Het was duidelijk op de gelaatstrekken der toegestroomde menigte te
zien, dat zij er geen oogenblik aan getwijfeld had of ons gezelschap,
dat zij hadden zien vertrekken en welks doel men kende, zou Tanger nooit
hebben weergezien, en veler gelaatstrekken drukten spijt en toorn uit
over hunne behouden zegenvierende terugkomst. Eén ding was echter zeker,
dat zij nu vrij wat meer eerbied en ontzag schenen te hebben voor dien
kleinen troep Nazareners, die dat stoute waagstuk zoo glorierijk had
volbracht.

Sinds men Larasch had verlaten, was de toestand van Dries aanmerkelijk
beter geworden, en het rustige leven te Tanger bracht hem weer binnen
enkele dagen geheel op de been. Vóór men vertrok, hadden de kapitein en
de luitenant, aan den vurigen wensch van Selam gevolg gevende, hem, dank
zij den invloed van den kapitein, eene vaste betrekking bezorgd als
koerier aan het Fransche Consulaat, zoodat de wakkere knaap niet meer
bevreesd behoefde te zijn voor zijne toekomst en thans eene zeer goede
positie onder zijne landslieden bekleedde.

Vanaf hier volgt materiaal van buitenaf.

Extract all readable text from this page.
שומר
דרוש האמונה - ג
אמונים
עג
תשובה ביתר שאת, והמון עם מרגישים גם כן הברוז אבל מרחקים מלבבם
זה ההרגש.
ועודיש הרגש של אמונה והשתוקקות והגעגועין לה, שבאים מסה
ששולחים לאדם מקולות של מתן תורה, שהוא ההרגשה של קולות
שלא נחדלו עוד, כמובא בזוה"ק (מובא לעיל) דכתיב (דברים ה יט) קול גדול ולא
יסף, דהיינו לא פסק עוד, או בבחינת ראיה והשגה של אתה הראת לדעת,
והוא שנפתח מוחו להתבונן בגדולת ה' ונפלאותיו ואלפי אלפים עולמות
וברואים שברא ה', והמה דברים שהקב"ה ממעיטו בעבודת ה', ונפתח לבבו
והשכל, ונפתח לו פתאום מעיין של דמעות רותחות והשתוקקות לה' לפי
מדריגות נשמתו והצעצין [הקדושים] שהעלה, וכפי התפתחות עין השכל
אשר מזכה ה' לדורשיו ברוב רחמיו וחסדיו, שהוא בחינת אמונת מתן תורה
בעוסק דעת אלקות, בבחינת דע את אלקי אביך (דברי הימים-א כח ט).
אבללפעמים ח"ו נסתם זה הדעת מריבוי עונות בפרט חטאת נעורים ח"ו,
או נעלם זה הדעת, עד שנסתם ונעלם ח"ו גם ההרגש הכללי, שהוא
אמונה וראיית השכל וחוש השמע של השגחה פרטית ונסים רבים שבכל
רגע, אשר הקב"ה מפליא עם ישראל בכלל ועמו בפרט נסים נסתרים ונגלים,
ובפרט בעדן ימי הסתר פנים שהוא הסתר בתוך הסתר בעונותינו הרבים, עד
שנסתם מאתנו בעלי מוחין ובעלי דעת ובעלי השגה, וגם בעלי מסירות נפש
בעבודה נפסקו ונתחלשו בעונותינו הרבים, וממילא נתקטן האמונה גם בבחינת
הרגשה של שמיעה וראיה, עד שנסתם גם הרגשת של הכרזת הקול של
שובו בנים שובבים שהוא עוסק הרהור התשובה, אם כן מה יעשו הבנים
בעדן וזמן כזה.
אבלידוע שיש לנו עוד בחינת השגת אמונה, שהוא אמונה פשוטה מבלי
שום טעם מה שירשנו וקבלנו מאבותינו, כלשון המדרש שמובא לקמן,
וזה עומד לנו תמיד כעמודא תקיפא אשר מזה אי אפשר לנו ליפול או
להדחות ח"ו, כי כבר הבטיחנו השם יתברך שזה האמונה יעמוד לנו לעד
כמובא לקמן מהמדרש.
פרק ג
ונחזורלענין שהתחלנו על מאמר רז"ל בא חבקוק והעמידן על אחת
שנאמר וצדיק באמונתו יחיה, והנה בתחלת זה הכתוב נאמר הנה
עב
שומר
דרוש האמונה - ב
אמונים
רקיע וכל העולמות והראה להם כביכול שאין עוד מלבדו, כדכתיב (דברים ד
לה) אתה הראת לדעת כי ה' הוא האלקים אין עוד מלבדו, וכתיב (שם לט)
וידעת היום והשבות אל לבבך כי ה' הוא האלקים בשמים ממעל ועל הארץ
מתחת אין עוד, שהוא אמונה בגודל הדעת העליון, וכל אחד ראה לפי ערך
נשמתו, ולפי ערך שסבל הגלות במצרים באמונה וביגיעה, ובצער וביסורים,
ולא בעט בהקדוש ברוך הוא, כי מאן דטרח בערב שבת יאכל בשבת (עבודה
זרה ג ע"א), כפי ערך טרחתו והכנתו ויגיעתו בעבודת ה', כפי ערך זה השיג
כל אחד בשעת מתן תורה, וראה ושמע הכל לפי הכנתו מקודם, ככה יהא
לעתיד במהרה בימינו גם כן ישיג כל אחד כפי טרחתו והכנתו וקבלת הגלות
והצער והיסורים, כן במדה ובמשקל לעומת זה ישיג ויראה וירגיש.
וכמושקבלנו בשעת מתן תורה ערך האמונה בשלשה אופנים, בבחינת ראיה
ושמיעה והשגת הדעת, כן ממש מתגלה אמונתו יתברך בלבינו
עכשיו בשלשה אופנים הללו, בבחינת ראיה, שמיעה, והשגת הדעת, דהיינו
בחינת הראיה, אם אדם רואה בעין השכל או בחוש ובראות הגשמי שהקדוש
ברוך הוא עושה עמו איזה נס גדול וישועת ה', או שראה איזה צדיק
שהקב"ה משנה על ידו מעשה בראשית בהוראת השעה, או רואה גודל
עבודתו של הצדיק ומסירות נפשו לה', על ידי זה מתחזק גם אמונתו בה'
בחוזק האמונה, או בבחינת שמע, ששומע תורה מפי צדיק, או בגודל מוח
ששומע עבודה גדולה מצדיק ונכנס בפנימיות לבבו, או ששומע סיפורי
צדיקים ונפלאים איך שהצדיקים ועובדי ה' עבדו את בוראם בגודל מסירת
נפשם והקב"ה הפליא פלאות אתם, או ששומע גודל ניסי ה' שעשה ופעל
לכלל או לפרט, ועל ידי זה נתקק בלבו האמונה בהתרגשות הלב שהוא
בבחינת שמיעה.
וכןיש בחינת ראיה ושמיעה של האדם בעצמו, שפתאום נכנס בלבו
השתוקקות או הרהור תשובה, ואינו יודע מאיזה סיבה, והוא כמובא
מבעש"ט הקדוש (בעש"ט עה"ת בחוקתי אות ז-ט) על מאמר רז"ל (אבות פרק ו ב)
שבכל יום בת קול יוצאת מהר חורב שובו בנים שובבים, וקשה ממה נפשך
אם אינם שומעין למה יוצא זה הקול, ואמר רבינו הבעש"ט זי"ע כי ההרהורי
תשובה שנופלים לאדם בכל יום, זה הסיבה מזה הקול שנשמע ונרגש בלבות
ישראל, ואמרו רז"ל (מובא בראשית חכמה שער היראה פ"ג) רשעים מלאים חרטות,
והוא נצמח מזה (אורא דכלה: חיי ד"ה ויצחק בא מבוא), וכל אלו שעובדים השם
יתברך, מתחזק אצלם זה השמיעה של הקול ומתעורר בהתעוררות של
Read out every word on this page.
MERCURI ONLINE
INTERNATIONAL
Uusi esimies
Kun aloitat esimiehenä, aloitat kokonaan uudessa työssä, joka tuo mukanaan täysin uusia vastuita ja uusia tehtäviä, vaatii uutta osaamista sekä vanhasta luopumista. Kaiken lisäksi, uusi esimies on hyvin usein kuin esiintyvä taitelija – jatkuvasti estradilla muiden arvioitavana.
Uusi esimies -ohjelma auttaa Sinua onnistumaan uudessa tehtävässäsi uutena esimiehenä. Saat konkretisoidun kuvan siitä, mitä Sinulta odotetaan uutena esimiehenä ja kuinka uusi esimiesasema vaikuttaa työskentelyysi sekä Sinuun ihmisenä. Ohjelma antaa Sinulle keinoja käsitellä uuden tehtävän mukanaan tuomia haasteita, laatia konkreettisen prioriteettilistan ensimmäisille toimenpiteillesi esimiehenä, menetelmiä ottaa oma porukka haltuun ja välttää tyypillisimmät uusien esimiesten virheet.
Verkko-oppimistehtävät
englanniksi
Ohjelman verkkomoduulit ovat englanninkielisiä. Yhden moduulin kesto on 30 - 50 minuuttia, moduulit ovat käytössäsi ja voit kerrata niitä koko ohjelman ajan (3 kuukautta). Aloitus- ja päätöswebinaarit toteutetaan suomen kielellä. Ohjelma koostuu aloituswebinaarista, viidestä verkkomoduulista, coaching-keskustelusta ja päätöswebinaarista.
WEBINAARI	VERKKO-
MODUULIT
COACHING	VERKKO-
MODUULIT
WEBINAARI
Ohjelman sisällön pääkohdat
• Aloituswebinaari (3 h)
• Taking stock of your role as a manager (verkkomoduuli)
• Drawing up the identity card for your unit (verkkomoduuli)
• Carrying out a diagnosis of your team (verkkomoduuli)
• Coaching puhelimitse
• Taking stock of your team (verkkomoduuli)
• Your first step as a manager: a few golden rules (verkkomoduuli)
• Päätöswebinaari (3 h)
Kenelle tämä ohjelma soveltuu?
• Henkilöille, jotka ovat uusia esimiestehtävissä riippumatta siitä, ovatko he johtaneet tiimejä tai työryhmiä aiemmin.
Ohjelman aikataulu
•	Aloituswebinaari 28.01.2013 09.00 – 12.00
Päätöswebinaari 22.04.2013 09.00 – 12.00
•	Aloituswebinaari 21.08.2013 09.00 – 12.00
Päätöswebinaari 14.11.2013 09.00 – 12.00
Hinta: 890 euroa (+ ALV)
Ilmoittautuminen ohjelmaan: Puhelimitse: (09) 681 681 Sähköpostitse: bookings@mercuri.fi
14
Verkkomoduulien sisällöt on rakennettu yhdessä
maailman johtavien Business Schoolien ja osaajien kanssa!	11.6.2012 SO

Ook vernam men hier nog door
een bode, die een brief bracht van Sid-Abd-Allah, dat deze, dank zij
zijne stoutheid van zelf den Sultan te gaan spreken, de verlangde
aanstelling had verkregen en thans in vrede heerschte als landvoogd over
zijn volk, zich bezig houdende met handel en nijverheid onder hen te
bevorderen. Hij zond zijne beste groeten aan zijne vrienden en bad Allah
voor hunne behouden tehuiskomst.

En veertien dagen na de terugkomst in Tanger vertrokken luitenant Frank
met Dries, de kapitein met zijne aanstaande vrouw en Mohammed met het
stoomschip naar Marseille, tot aan het strand uitgeleid door den trouwen
Selam en door Aroesi, en zoolang men elkaar nog kon onderscheiden zag
men de twee brave, dappere en trouwe Mooren op Afrika's strand staan, de
boot naoogende, die hunne vrienden wegvoerde naar het beschaafd Europa,
de vrienden met wie zij lief en leed, vreugde en gevaar hadden gedeeld
in het waarlijk barbaarsche Barbarije.

Te Marseille scheidden ook de kapitein en de luitenant van elkaar, daar
de eerste van daar zou vertrekken naar Algiers en de laatste weder met
Dries naar Nederland zou terugkeeren.

Voor het laatst voeren wij den lezer nog even bij onze vrienden binnen.
't Is een koude winterdag, dat we de woning van Frank te 's-Gravenhage
binnentreden, en het gesprek afluisteren, dat tusschen Frank en Dries
wordt gevoerd. Het onderwerp daarvan was voorzeker gewichtig, namelijk
een brief van kapitein Daumas uit Algiers. De luitenant las aan Dries er
het volgende uit voor:

       *       *       *       *       *

Sedert eene maand ben ik gehuwd en geniet al de zaligheden van het
huwelijk. Na Rebecca een jaar ongeveer te Marseille te hebben gelaten om
haar opvoeding te voltooien, zijn wij thans gehuwd en elken dag zegen
ik u, die de oorzaak is van mijne reis naar Fez en dus de eigenlijke
aanleiding, dat ik Rebecca heb ontmoet. Maar niet alleen ik, ook mijn
lief vrouwtje verzoekt mij u te doen weten, dat zij u dankt eenmaal het
idee te hebben gehad, om de barbaarsche hoofdstad van Marokko, de stad
der verschrikking, te bezoeken. Als ik mij die reis voor den geest haal,
dan kan ik nu nog niet begrijpen, hoe wij het er heelhuids hebben
afgebracht, want hoe luchtig wij er somtijds over dachten, zaten we toch
somwijlen verduiveld in den brand en meer dan eens heb ik tot mijzelven
gezegd: George, George, hier kom je niet levend van daan!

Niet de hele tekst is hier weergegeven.